Reply To: Qual Game

#198686
 Aarti Mallya
Participant

My breakdown is in having little to no fun. Just doing, trying to do so much more than ever before and having high expectations of myself. Plus I let scarcity and perfectionism take so much of my energy and time. Then I go into my pity party when I’m not doing all the things and try to push harder until I burn out. Even though I have been in more action than ever before it just doesn’t seem to be good enough cause I’m not excelling in all area’s that I want to be and getting the results. So then I feel ashamed, worthless, etc… Now that I think I’ve put enough explication on the negative and shat all over myself let talk about what really matters.

Fun and acknowledgement are the big foundational pieces for me

I see the opportunity to play with my schedule.
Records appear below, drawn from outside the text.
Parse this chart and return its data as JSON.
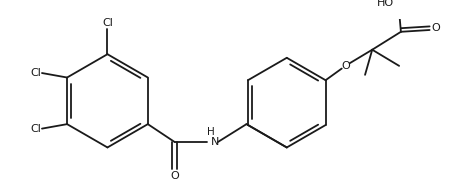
{
  "bg_color": "#ffffff",
  "line_color": "#1a1a1a",
  "lw": 1.3,
  "figsize": [
    4.62,
    1.86
  ],
  "dpi": 100,
  "xlim": [
    0,
    462
  ],
  "ylim": [
    0,
    186
  ]
}
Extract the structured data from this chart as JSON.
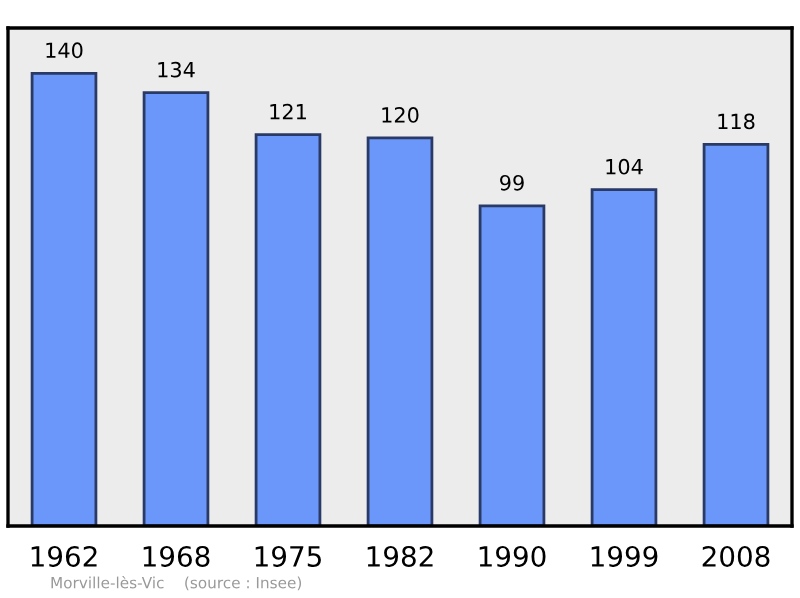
{
  "chart_data": {
    "type": "bar",
    "categories": [
      "1962",
      "1968",
      "1975",
      "1982",
      "1990",
      "1999",
      "2008"
    ],
    "values": [
      140,
      134,
      121,
      120,
      99,
      104,
      118
    ],
    "color": "#6b96fa",
    "data_labels": true,
    "grid": false,
    "annotations": [
      "Morville-lès-Vic    (source : Insee)"
    ]
  }
}
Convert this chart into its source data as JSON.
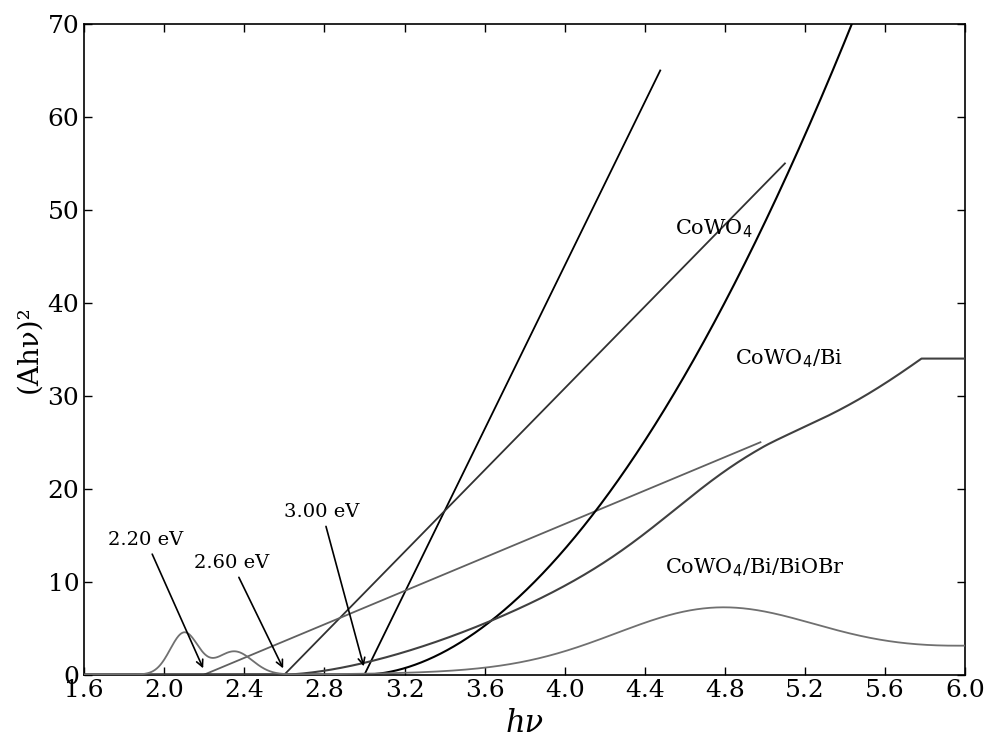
{
  "xlim": [
    1.6,
    6.0
  ],
  "ylim": [
    0,
    70
  ],
  "xlabel": "hν",
  "ylabel": "(Ahν)²",
  "xlabel_fontsize": 22,
  "ylabel_fontsize": 20,
  "tick_fontsize": 18,
  "background_color": "#ffffff",
  "x_ticks": [
    1.6,
    2.0,
    2.4,
    2.8,
    3.2,
    3.6,
    4.0,
    4.4,
    4.8,
    5.2,
    5.6,
    6.0
  ],
  "y_ticks": [
    0,
    10,
    20,
    30,
    40,
    50,
    60,
    70
  ]
}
I know what I value most and what is going to serve now and toward the direction I want to go. Which is most of what I have in my leadership check list I’ve created…Focus First – All serving/structures – 1. Health-Mind, Body, Soul – 2. Fast $-Lyft, odd jobs, other Money 3. Relationships-Fun, Relationships, dates. 4. Business- Coaching and Speaking.

I’m thinking what will be most beneficial for me and my being is list all the things and put a gauge on how much each one fills my cup and drains my cup. I have it that it’s the order and how I’m relating to some of this stuff is killing me. I will these things to my coach.